Trapping and relocating bears has been a first option when the Wyoming Game and Fish Department has dealt with depredating bears. If an animal returns and is again implicated in killing livestock, its odds of being put down increase.
Fish and Wildlife’s biological opinion imposes no restrictions on relocations, and the injunction sought by the Western Watersheds Project did not request that the judge restrict managers’ ability to haul conflict grizzlies to other parts of the Greater Yellowstone Ecosystem.
For that reason, Persell said, ranchers’ worries about effects on their operations were overblown.

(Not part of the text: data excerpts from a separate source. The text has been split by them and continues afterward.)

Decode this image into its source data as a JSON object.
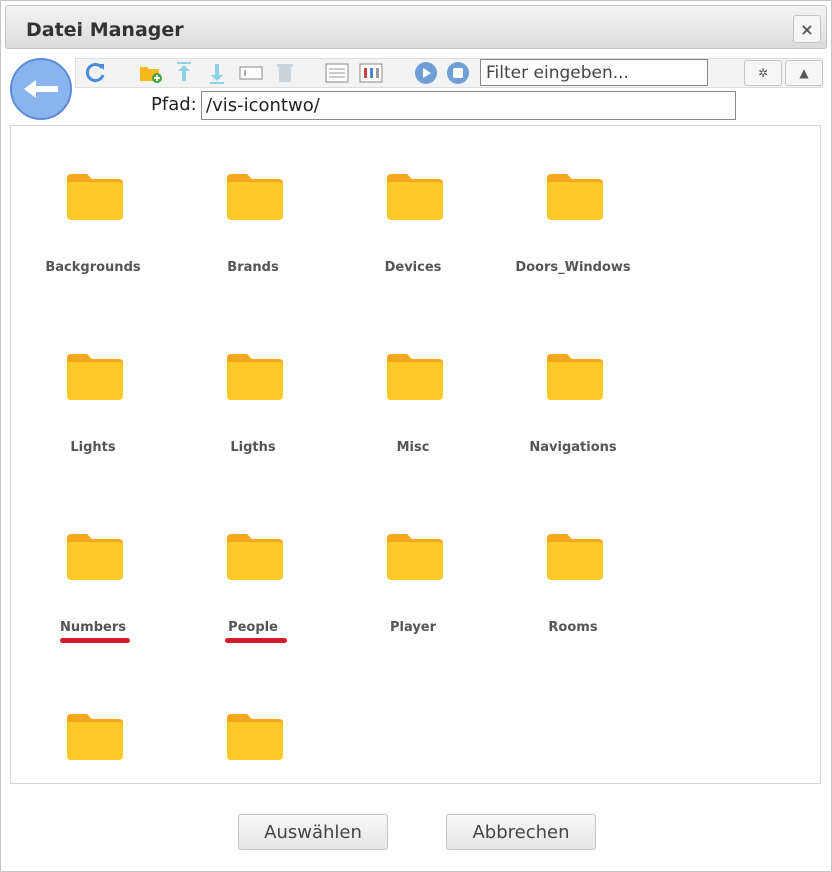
{
  "dialog": {
    "title": "Datei Manager",
    "close_label": "×"
  },
  "toolbar": {
    "buttons": [
      {
        "icon": "refresh-icon"
      },
      {
        "icon": "new-folder-icon"
      },
      {
        "icon": "upload-icon"
      },
      {
        "icon": "download-icon"
      },
      {
        "icon": "rename-icon"
      },
      {
        "icon": "delete-icon"
      },
      {
        "icon": "list-view-icon"
      },
      {
        "icon": "details-view-icon"
      },
      {
        "icon": "play-icon"
      },
      {
        "icon": "stop-icon"
      }
    ],
    "filter_placeholder": "Filter eingeben...",
    "right_buttons": [
      {
        "icon": "gear-icon",
        "glyph": "✲"
      },
      {
        "icon": "warning-icon",
        "glyph": "▲"
      }
    ]
  },
  "path": {
    "label": "Pfad:",
    "value": "/vis-icontwo/"
  },
  "folders": [
    {
      "name": "Backgrounds"
    },
    {
      "name": "Brands"
    },
    {
      "name": "Devices"
    },
    {
      "name": "Doors_Windows"
    },
    {
      "name": "Lights",
      "underlined": true
    },
    {
      "name": "Ligths",
      "underlined": true
    },
    {
      "name": "Misc"
    },
    {
      "name": "Navigations"
    },
    {
      "name": "Numbers"
    },
    {
      "name": "People"
    },
    {
      "name": "Player"
    },
    {
      "name": "Rooms"
    },
    {
      "name": ""
    },
    {
      "name": ""
    }
  ],
  "colors": {
    "folder": "#ffc929",
    "folder_tab": "#f6a81c",
    "underline": "#d41b2c",
    "back_button": "#8ab4f0"
  },
  "footer": {
    "select_label": "Auswählen",
    "cancel_label": "Abbrechen"
  }
}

“I think that if the judge granted our preliminary injunction for the duration of this case, it’s not going to have a devastating impact,” Persell said hours before Mehta’s ruling last week. “We narrowly tailored our request to still allow cattle turnout.”
Still, cattle ranchers like Price, whose cows are now on the move, said that seeking the injunction was a “foolish thing to do.”
“They didn’t have a good basis for it,” he said. “We’ve been killing grizzly bears, if you think about it, since 1999, 2000, and the grizzly population is still expanding.”
Price, a former Game and Fish commissioner, pointed to the grizzly bear recently confirmed on the forest north of Kemmerer, which is farther south than the species has roamed in the Lower 48 since settlers wiped them out of the area generations ago.